OpenSolaris derived ZFS NAS/ SAN (OmniOS, OpenIndiana, Solaris and napp-it)

HammerSandwich · Dec 1, 2015

_Gea said:
- block size must be 512 but I have not tested if blocksize=512 of a volume or LU
is enough or if the physical blocksize of the underlying pool/vdev must be ashift=9

It's all in the iSCSI. A pool with ashift=12 worked fine when I tested it.

natkin · Dec 1, 2015

I have an intermittent problem with napp-it since the security re-vamp (from early last summer?).

About once a week I will see the repeated error "wrong ip, please login again." It will happen several times, forcing me to log in again and again. My server has a stable IPv4 and an addrconf IPv6.

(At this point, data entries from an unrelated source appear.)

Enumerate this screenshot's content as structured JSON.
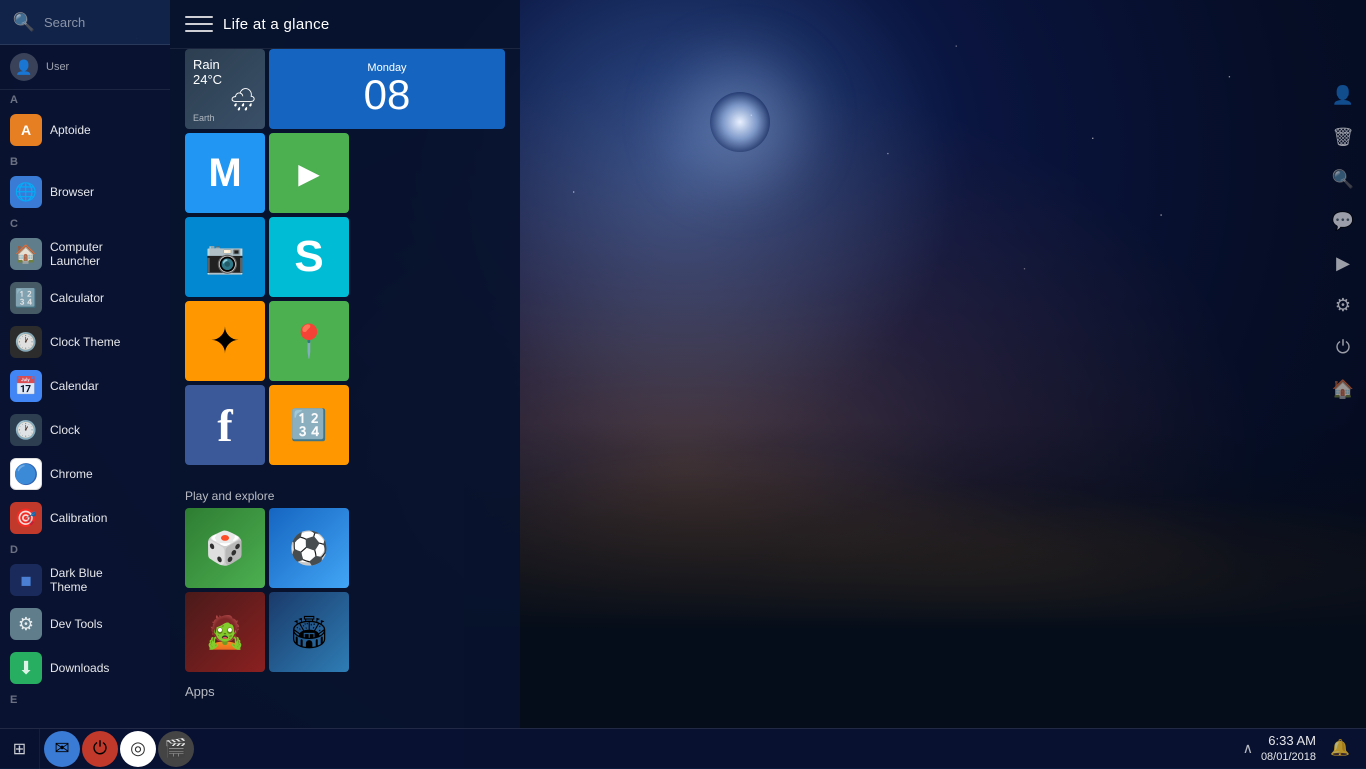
{
  "app": {
    "title": "Computer Launcher"
  },
  "search": {
    "placeholder": "Search",
    "label": "Search"
  },
  "panel": {
    "title": "Life at a glance",
    "hamburger_label": "Menu"
  },
  "weather_tile": {
    "condition": "Rain",
    "temp": "24°C",
    "icon": "🌧",
    "label": "Earth"
  },
  "calendar_tile": {
    "day": "Monday",
    "date": "08"
  },
  "sections": {
    "life_at_a_glance": "Life at a glance",
    "play_and_explore": "Play and explore",
    "apps": "Apps"
  },
  "app_tiles": [
    {
      "name": "Gmail",
      "icon": "✉",
      "color": "#2196f3"
    },
    {
      "name": "Play Store",
      "icon": "▶",
      "color": "#4caf50"
    },
    {
      "name": "Camera",
      "icon": "📷",
      "color": "#0288d1"
    },
    {
      "name": "Skype",
      "icon": "S",
      "color": "#00bcd4"
    },
    {
      "name": "Google Photos",
      "icon": "✦",
      "color": "#ff9800"
    },
    {
      "name": "Google Maps",
      "icon": "📍",
      "color": "#4caf50"
    },
    {
      "name": "Facebook",
      "icon": "f",
      "color": "#3b5998"
    },
    {
      "name": "Calculator",
      "icon": "🔢",
      "color": "#ff9800"
    }
  ],
  "games": [
    {
      "name": "Board Game",
      "icon": "🎲"
    },
    {
      "name": "Soccer",
      "icon": "⚽"
    },
    {
      "name": "Zombie Game",
      "icon": "🧟"
    },
    {
      "name": "Sports",
      "icon": "🏟"
    }
  ],
  "sidebar_items": [
    {
      "id": "user",
      "name": "User",
      "alpha": "A",
      "icon": "👤",
      "color": "#607d8b"
    },
    {
      "id": "aptoide",
      "name": "Aptoide",
      "icon": "A",
      "color": "#e67e22"
    },
    {
      "id": "browser",
      "name": "Browser",
      "alpha": "B",
      "icon": "🌐",
      "color": "#3a7bd5"
    },
    {
      "id": "computer-launcher",
      "name": "Computer Launcher",
      "alpha": "C",
      "icon": "🏠",
      "color": "#607d8b"
    },
    {
      "id": "calculator",
      "name": "Calculator",
      "icon": "🔢",
      "color": "#455a64"
    },
    {
      "id": "clock-theme",
      "name": "Clock Theme",
      "icon": "🕐",
      "color": "#2c2c2c"
    },
    {
      "id": "calendar",
      "name": "Calendar",
      "icon": "📅",
      "color": "#4285f4"
    },
    {
      "id": "clock",
      "name": "Clock",
      "icon": "🕐",
      "color": "#2c3e50"
    },
    {
      "id": "chrome",
      "name": "Chrome",
      "icon": "◎",
      "color": "#ffffff"
    },
    {
      "id": "calibration",
      "name": "Calibration",
      "icon": "🎯",
      "color": "#c0392b"
    },
    {
      "id": "dark-blue-theme",
      "name": "Dark Blue Theme",
      "alpha": "D",
      "icon": "◼",
      "color": "#1a2a5a"
    },
    {
      "id": "dev-tools",
      "name": "Dev Tools",
      "icon": "⚙",
      "color": "#607d8b"
    },
    {
      "id": "downloads",
      "name": "Downloads",
      "icon": "⬇",
      "color": "#27ae60"
    },
    {
      "id": "e",
      "alpha": "E",
      "icon": "",
      "color": "transparent"
    }
  ],
  "taskbar": {
    "apps": [
      {
        "id": "grid",
        "icon": "⊞"
      },
      {
        "id": "mail",
        "icon": "✉"
      },
      {
        "id": "power",
        "icon": "⏻"
      },
      {
        "id": "chrome",
        "icon": "◎"
      },
      {
        "id": "media",
        "icon": "🎬"
      }
    ],
    "time": "6:33 AM",
    "date": "08/01/2018",
    "chevron": "∧"
  },
  "right_strip": {
    "icons": [
      "👤",
      "📺",
      "🔔",
      "⚙",
      "⏻",
      "🏠"
    ]
  }
}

I would appreciate any advice.

Thank you.

Eschertias · Dec 2, 2015

Question time! I have a series of questions regarding my home brew OmniOS Hobo-SAN that I'd like help with. Most helpful set of answers, or really in depth answers get an Amazon gift card.

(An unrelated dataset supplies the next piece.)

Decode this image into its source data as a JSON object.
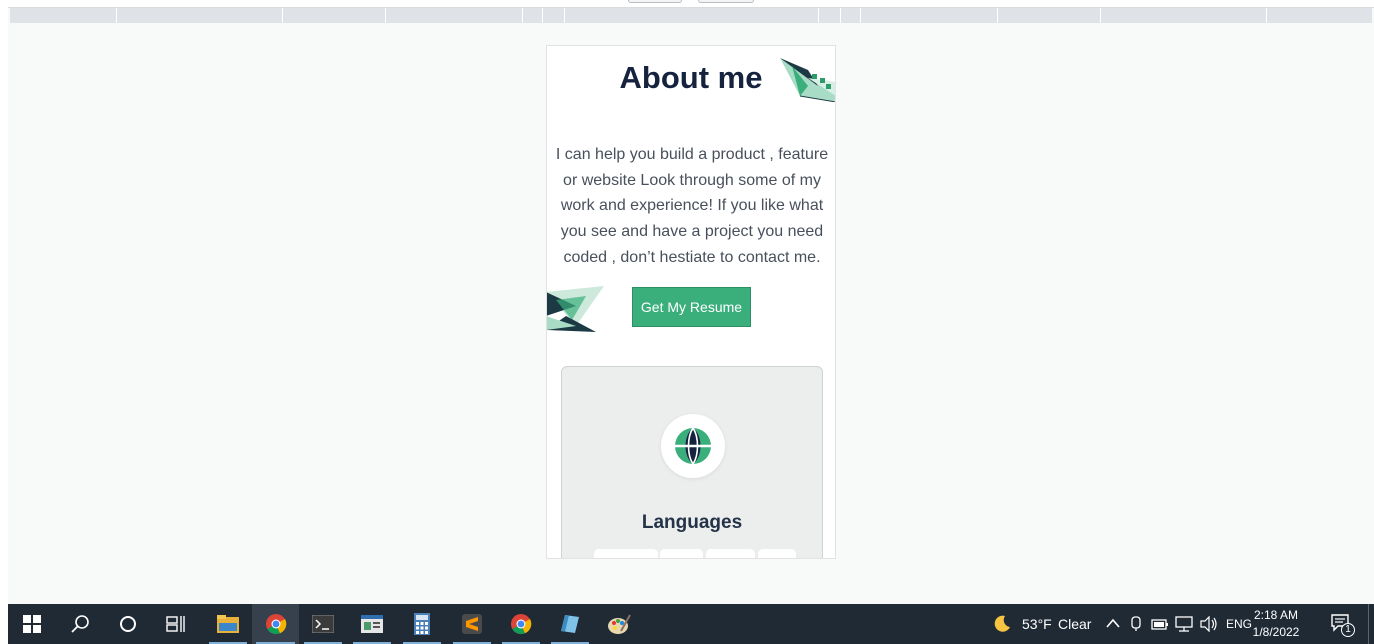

Background Info: My current setup is an OmniOS install on a whitebox supermicro storage chassis, LSI SAS2 HBA with IT firmware, with Napp-IT acting as the management interface.
My two pools are a 10 disk RAIDZ2 made up of 3TB WD REDs, and a 10 disk RAIDZ2 made up of 4TB WD REDs.

These two large pools, Tank and Bus are used with COMSTAR to store iSCSI data. I provisioned a volume that used about 87-90% of the space in each pool. These volumes were used as LUs and shared out via iSCSI. The use case is for bitlocker'd windows SMB3.0 shares that serve multimedia data to 3-5 users, and act as a general repository for all my digital pack-rat needs. The iSCSI LUNs are backed up to tape ~quarterly.

Question 1) After about a year, the iSCSI volumes mounted on my windows machine are starting to get a bit full, and the performance is dropping. Is there a way to defragment the LU or otherwise restore performance without blowing out the array and rebuilding everything from backup?

Question 2) If I do blow out the whole thing and restore from tapes, would I be best served keeping them as separate pools with a single vdev, or would it be best to combine them into one larger pool with two vdevs? I know that would double the speed and IOPS on the pool, but is there a downside to mixing vdevs of different ages and sizes, so long as the level stays the same?

Question 3) I noticed that OmniOS and Napp-IT now have sweet, sweet NVMe support, so I picked up an Intel 750 400GB card to act as combined L2ARC and ZIL for my pools. What is the best way to provision the card to act as a ZIL and L2ARC for both pools? Is this a bad idea?

_Gea · Dec 2, 2015

natkin said:
I have an intermittent problem with napp-it since the security re-vamp (from early last summer?).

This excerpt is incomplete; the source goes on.